The character’s need for order and control becomes critical as he attempts to organise himself to keep his worlds straight as he deals with different partners, different lives, different crimes. In one scene in the pilot, Mark wakes up in a panic, not sure about which world he’s in. He calls for his wife and son but neither respond, until his wife finally appears, with no explanation for her absence. It’s a hint into a possible explanation for the world of the show, that Britten may be dealing with trauma from an accident in which both his wife and son died.

With multiple layers of reality, the show quickly gets dizzying for viewers, but in a good way. Awake starts to break down the boundaries of what is real and what is false, and it challenges viewers to ask themselves what it is about their world that makes them certain it’s real. Britten gets tangled in the layers, questioning his sanity, and the show raises some interesting ethical and cultural questions about mental illness.

Two therapists offer advice and guidance to Mark, who’s obliged to see them by the department to make sure he’s recovered from the accident. One, Judith Evans (Cherry Jones), is friendly, gentle, and nonconfrontational, while the other, Dr. John Lee (B. D. Wong), is more aggressive; sadly, Awake chose to reinforce gender stereotypes by having the woman be the more nurturing and understanding of the pair. As the only people really familiar with both worlds, they become the people he talks to about everything going on in his lives as he tries to make sense of them.

Over the course of the pilot, Mark is challenged to essentially choose one option, to stop dreaming of the other reality and allow it to die. By the end, he tells his therapist, and the viewers, that he’s not so sure he needs to choose; as he articulates, burying a loved one is agonising, and you wouldn’t throw away the chance to see that person at the kitchen table every morning like death never happened. To pick one is essentially to kill the other all over again. He bluntly says that he’ll keep coming as long as the department makes him, but he has no intent of seeking a ‘cure.’

This is a radical statement for television, where any evidence of mental illness is usually grounds for immediate curing. Awake may or may not be about a mentally ill man – it’s hard to tell this early in the game – but it’s making a remarkable commentary on social attitudes about mental illness through Detective Britten. He doesn’t feel that he needs a cure if he can be functional in both worlds. We shall see if the show maintains this position in the long term.

At its root, Awake is a show about death and grieving, or at least it certainly could be. The idea of the dead haunting a dreamscape resonated with me as a viewer, and the premise that dreamscape could become reality, and that it might become impossible to distinguish the two, also had a certain amount of appeal.
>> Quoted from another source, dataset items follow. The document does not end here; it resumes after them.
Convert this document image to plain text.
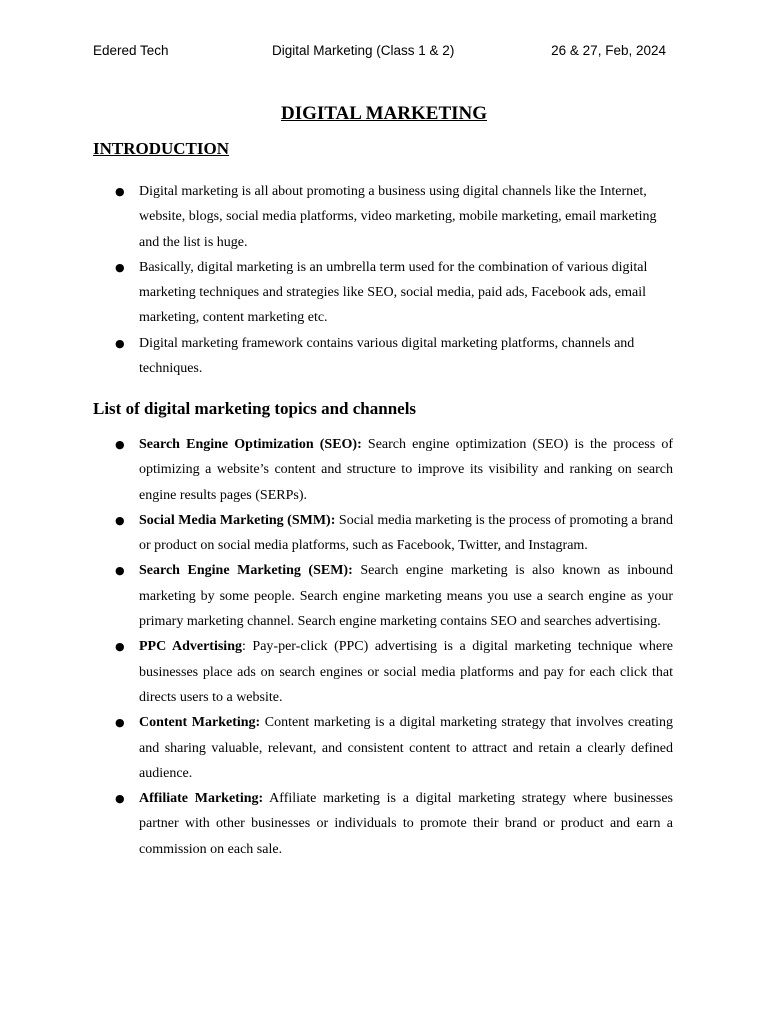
Edered Tech	Digital Marketing (Class 1 & 2)	26 & 27, Feb, 2024
DIGITAL MARKETING
INTRODUCTION
● Digital marketing is all about promoting a business using digital channels like the Internet, website, blogs, social media platforms, video marketing, mobile marketing, email marketing and the list is huge.
● Basically, digital marketing is an umbrella term used for the combination of various digital marketing techniques and strategies like SEO, social media, paid ads, Facebook ads, email marketing, content marketing etc.
● Digital marketing framework contains various digital marketing platforms, channels and techniques.
List of digital marketing topics and channels
● Search Engine Optimization (SEO): Search engine optimization (SEO) is the process of optimizing a website’s content and structure to improve its visibility and ranking on search engine results pages (SERPs).
● Social Media Marketing (SMM): Social media marketing is the process of promoting a brand or product on social media platforms, such as Facebook, Twitter, and Instagram.
● Search Engine Marketing (SEM): Search engine marketing is also known as inbound marketing by some people. Search engine marketing means you use a search engine as your primary marketing channel. Search engine marketing contains SEO and searches advertising.
● PPC Advertising: Pay-per-click (PPC) advertising is a digital marketing technique where businesses place ads on search engines or social media platforms and pay for each click that directs users to a website.
● Content Marketing: Content marketing is a digital marketing strategy that involves creating and sharing valuable, relevant, and consistent content to attract and retain a clearly defined audience.
● Affiliate Marketing: Affiliate marketing is a digital marketing strategy where businesses partner with other businesses or individuals to promote their brand or product and earn a commission on each sale.
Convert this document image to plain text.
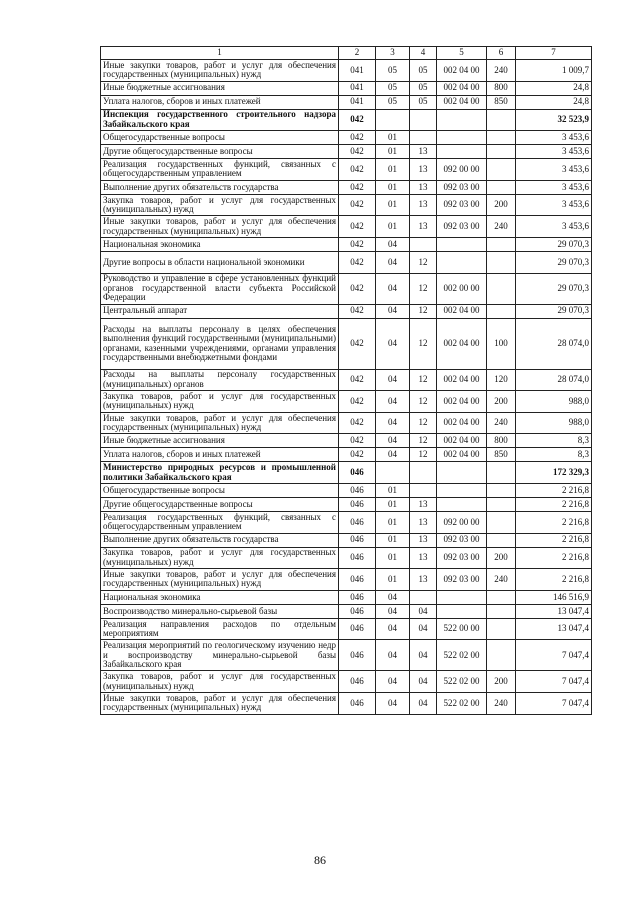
1	2	3	4	5	6	7
Иные закупки товаров, работ и услуг для обеспечения государственных (муниципальных) нужд	041	05	05	002 04 00	240	1 009,7
Иные бюджетные ассигнования	041	05	05	002 04 00	800	24,8
Уплата налогов, сборов и иных платежей	041	05	05	002 04 00	850	24,8
Инспекция государственного строительного надзора Забайкальского края	042					32 523,9
Общегосударственные вопросы	042	01				3 453,6
Другие общегосударственные вопросы	042	01	13			3 453,6
Реализация государственных функций, связанных с общегосударственным управлением	042	01	13	092 00 00		3 453,6
Выполнение других обязательств государства	042	01	13	092 03 00		3 453,6
Закупка товаров, работ и услуг для государственных (муниципальных) нужд	042	01	13	092 03 00	200	3 453,6
Иные закупки товаров, работ и услуг для обеспечения государственных (муниципальных) нужд	042	01	13	092 03 00	240	3 453,6
Национальная экономика	042	04				29 070,3
Другие вопросы в области национальной экономики	042	04	12			29 070,3
Руководство и управление в сфере установленных функций органов государственной власти субъекта Российской Федерации	042	04	12	002 00 00		29 070,3
Центральный аппарат	042	04	12	002 04 00		29 070,3
Расходы на выплаты персоналу в целях обеспечения выполнения функций государственными (муниципальными) органами, казенными учреждениями, органами управления государственными внебюджетными фондами	042	04	12	002 04 00	100	28 074,0
Расходы на выплаты персоналу государственных (муниципальных) органов	042	04	12	002 04 00	120	28 074,0
Закупка товаров, работ и услуг для государственных (муниципальных) нужд	042	04	12	002 04 00	200	988,0
Иные закупки товаров, работ и услуг для обеспечения государственных (муниципальных) нужд	042	04	12	002 04 00	240	988,0
Иные бюджетные ассигнования	042	04	12	002 04 00	800	8,3
Уплата налогов, сборов и иных платежей	042	04	12	002 04 00	850	8,3
Министерство природных ресурсов и промышленной политики Забайкальского края	046					172 329,3
Общегосударственные вопросы	046	01				2 216,8
Другие общегосударственные вопросы	046	01	13			2 216,8
Реализация государственных функций, связанных с общегосударственным управлением	046	01	13	092 00 00		2 216,8
Выполнение других обязательств государства	046	01	13	092 03 00		2 216,8
Закупка товаров, работ и услуг для государственных (муниципальных) нужд	046	01	13	092 03 00	200	2 216,8
Иные закупки товаров, работ и услуг для обеспечения государственных (муниципальных) нужд	046	01	13	092 03 00	240	2 216,8
Национальная экономика	046	04				146 516,9
Воспроизводство минерально-сырьевой базы	046	04	04			13 047,4
Реализация направления расходов по отдельным мероприятиям	046	04	04	522 00 00		13 047,4
Реализация мероприятий по геологическому изучению недр и воспроизводству минерально-сырьевой базы Забайкальского края	046	04	04	522 02 00		7 047,4
Закупка товаров, работ и услуг для государственных (муниципальных) нужд	046	04	04	522 02 00	200	7 047,4
Иные закупки товаров, работ и услуг для обеспечения государственных (муниципальных) нужд	046	04	04	522 02 00	240	7 047,4
86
Adrift in a world where he doesn’t know for certain who is dead and who is not, Mark doesn’t have a strong incentive to deconstruct one of his realities and face life without his wife, or his son.

What Awake pushes at is the fact that some people are happier in their dreams, because when you are dreaming, you can forget what you have lost. In the face of that, you can see how some people might not want to wake up – and, with a small push, how dreams and reality could wrap around each other like a Mobius strip, as one of Mark’s therapists put it. With no clear boundaries between where one ends and the other begins, Mark doesn’t have to draw any hard and cold lines that might break apart his world.

The premise is fascinating, and the pilot was strong. Awake is a show that could go in a lot of different directions, and I’m very curious to see where the creators take it. I’m worried about the unfortunately common tendency in fantasy and science fiction on television to do amazing worldbuilding, but then end with a whimper and a pathetic explanation for what viewers have been seeing.

Hopefully the team behind Awake has an explanation as intriguing as the outset of the story. Clearly, this all ties back into the events that occurred on the night of the car accident, when Mark’s reality fractured and thrust him into dual worlds. I really hope the show, and the revelatory episode that explains everything, live up to the potential of the pilot.